A brilliant later scene charts Conrad’s attempts to endear himself to a cheergirl, and so he crashes a party and engineers it so he’s there to walk her home when she’s wasted at the end of the night. He barely utters a word while she babbles incoherently. And then, she suddenly needs to pee and so squats behind a car in a driveway. The urine flows down onto the curb and Conrad stands there triumphantly as it makes contact with his high-tops. It’s a lightly transgressive moment, but one which isn’t played for sick laughs, but with an almost innocently erotic undertow. This might even be the moment Conrad is “saved”, when he understands the possibilities of life and the bonds that can be made in these stolen moments.

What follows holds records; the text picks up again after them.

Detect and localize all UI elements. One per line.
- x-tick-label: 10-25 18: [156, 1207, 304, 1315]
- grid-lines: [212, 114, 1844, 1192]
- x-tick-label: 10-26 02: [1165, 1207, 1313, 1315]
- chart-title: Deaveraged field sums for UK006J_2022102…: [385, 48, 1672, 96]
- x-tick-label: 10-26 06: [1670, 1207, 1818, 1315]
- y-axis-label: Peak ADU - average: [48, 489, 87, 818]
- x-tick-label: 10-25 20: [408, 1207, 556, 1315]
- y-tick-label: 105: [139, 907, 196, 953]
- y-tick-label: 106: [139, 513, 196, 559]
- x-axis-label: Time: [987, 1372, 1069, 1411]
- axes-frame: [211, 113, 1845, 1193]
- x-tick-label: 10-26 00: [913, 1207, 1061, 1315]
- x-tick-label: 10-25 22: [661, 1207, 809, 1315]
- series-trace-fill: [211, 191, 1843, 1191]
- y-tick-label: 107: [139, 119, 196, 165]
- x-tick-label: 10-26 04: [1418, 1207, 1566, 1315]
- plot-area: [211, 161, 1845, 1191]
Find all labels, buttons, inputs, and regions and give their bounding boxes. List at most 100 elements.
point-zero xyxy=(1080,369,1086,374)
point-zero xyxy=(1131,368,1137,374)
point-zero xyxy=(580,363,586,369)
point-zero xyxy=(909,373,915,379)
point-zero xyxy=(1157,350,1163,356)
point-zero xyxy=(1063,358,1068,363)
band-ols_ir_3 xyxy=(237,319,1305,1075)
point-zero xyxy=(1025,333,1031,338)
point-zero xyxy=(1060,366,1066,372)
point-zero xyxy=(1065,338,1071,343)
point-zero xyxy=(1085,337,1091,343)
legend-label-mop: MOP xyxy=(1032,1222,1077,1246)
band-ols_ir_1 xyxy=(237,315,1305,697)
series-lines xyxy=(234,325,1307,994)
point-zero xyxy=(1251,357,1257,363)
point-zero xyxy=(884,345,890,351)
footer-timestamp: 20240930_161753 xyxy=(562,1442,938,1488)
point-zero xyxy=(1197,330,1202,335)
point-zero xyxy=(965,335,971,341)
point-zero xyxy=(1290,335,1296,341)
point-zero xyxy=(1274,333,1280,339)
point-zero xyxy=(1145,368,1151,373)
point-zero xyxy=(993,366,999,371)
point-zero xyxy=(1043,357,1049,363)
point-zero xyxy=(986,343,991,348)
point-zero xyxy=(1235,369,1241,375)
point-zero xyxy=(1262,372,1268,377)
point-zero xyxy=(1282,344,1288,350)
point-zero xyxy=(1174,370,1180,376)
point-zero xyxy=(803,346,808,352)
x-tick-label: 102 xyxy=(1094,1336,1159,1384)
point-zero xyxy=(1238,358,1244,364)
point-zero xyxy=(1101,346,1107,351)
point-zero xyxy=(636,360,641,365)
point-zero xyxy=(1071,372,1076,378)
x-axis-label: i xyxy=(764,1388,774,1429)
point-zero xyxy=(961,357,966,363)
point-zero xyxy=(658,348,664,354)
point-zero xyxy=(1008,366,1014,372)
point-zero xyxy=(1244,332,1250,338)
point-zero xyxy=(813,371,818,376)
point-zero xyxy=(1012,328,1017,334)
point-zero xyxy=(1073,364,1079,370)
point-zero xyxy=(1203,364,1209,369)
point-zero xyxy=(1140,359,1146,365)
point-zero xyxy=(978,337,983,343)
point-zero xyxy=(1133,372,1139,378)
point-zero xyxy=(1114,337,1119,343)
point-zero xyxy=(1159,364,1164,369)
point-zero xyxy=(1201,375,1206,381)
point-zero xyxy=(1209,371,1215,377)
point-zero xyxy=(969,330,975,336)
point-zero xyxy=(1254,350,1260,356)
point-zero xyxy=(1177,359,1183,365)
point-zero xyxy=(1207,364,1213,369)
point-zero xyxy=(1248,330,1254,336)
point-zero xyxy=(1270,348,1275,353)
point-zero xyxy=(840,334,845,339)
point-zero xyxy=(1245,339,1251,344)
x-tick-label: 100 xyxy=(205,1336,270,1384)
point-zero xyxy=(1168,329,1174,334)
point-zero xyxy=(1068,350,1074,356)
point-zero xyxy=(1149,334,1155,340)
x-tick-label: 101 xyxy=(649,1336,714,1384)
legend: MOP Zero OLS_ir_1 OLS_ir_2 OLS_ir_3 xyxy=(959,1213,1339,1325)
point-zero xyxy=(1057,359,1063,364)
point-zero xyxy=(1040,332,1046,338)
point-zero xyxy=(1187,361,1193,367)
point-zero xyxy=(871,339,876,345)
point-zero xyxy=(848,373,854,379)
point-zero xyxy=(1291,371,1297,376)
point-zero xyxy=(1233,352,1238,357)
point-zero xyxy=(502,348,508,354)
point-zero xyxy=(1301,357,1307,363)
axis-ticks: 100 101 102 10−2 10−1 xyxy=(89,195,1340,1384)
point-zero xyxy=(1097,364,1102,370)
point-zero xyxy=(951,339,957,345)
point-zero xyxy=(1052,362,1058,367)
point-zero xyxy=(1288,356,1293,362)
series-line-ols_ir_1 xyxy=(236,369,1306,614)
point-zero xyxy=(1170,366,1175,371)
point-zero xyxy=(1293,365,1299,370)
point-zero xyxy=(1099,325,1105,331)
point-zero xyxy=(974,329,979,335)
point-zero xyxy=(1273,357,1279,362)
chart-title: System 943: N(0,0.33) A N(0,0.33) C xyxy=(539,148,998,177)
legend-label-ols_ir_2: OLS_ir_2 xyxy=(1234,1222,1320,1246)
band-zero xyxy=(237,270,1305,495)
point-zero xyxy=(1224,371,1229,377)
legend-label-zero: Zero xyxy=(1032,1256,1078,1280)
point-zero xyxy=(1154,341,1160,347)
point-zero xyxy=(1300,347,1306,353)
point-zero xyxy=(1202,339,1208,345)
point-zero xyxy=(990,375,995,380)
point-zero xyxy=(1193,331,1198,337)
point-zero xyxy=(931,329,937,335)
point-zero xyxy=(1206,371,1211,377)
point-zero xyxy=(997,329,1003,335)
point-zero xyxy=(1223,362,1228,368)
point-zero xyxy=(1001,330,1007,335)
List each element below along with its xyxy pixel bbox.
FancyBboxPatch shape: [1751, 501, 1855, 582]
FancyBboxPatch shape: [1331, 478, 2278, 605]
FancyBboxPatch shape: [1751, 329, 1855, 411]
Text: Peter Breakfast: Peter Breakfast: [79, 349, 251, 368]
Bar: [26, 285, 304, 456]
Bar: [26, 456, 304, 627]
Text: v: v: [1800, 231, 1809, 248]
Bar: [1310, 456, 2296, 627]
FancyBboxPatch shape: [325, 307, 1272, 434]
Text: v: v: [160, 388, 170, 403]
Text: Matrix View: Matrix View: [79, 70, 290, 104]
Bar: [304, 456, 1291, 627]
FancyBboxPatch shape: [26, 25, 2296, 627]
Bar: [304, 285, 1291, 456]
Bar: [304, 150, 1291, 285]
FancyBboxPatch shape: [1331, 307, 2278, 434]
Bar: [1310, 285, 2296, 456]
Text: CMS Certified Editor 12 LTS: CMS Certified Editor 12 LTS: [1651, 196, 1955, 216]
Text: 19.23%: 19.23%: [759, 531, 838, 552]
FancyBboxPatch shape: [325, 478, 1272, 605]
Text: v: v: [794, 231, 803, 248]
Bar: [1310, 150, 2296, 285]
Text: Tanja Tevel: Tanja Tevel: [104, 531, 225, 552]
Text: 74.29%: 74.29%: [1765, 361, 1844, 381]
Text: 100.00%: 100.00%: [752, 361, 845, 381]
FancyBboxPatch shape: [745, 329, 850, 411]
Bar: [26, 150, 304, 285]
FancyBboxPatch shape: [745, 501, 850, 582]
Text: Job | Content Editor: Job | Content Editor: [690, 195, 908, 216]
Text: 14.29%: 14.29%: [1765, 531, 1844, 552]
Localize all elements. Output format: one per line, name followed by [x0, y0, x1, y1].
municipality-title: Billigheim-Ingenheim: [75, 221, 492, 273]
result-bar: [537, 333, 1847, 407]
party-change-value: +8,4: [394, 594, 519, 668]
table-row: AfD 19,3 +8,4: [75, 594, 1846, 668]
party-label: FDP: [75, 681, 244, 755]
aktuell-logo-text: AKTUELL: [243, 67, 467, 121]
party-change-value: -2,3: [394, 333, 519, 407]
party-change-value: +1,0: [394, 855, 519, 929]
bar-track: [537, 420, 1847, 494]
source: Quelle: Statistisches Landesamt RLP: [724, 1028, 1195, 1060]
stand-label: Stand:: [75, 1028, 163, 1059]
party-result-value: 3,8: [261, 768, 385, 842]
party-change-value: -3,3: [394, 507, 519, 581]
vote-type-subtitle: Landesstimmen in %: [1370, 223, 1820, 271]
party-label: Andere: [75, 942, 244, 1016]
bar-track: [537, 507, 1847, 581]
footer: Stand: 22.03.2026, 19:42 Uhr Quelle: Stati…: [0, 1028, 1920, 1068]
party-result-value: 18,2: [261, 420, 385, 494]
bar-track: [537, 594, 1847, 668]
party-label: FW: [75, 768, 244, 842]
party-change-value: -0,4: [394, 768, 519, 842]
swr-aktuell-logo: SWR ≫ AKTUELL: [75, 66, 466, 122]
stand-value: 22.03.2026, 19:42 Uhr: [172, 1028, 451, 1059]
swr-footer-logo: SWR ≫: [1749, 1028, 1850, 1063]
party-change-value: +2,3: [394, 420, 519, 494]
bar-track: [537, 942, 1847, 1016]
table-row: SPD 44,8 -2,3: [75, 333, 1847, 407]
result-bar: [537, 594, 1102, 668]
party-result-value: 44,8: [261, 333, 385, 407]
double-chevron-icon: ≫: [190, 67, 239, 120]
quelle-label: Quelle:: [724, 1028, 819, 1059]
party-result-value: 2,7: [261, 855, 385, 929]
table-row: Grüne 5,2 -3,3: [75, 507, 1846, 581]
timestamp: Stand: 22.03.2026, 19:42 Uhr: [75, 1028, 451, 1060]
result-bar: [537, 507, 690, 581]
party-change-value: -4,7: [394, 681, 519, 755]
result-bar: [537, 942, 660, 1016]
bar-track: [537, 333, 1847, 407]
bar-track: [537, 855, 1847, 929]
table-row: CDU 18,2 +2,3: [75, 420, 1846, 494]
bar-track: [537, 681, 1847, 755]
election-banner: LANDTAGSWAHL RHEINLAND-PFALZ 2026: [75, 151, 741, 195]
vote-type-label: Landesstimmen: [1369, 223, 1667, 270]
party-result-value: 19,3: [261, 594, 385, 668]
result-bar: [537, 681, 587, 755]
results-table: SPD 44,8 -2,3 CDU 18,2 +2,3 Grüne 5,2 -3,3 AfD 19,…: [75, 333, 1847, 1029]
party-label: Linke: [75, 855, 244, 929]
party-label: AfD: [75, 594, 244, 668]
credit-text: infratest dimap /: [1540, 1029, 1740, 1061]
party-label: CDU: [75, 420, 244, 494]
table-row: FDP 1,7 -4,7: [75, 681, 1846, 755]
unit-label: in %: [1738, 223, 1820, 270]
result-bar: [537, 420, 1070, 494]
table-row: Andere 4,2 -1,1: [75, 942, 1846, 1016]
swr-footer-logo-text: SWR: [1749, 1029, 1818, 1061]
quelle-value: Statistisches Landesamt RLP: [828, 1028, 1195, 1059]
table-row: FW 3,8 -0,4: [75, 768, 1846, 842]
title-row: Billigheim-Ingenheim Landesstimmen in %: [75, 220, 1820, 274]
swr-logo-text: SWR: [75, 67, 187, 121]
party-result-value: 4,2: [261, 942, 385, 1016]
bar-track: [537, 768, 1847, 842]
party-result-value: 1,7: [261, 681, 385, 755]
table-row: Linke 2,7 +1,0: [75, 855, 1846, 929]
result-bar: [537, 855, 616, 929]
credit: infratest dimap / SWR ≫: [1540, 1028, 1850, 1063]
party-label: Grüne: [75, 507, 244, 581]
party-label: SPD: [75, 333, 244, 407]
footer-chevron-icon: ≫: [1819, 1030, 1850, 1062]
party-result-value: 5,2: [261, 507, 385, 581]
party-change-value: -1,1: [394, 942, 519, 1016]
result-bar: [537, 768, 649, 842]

It’s such a rich film that it’s difficult to amply parse in a single sitting. And because there’s so much intellectual heft there, you feel that Trier has dialled things back when it comes to the technical aspects of the production. Regular cinematographer Jakob Ihre opts for crisp, tightly framed, deep-focus compositions. Everything is there for us to see, but actually, we’ll never really know what’s actually happening.
Trier and Vogt are humanists, and their empathy is palpable throughout, even when they depict man’s darker impulses. While perhaps not the unequivocal knock-out some were expecting after Oslo, let’s wait and see how Louder Than Bombs looks nestled within the context of what will undoubtedly be a directorial oeuvre of exceptional quality and rare insight into the human condition.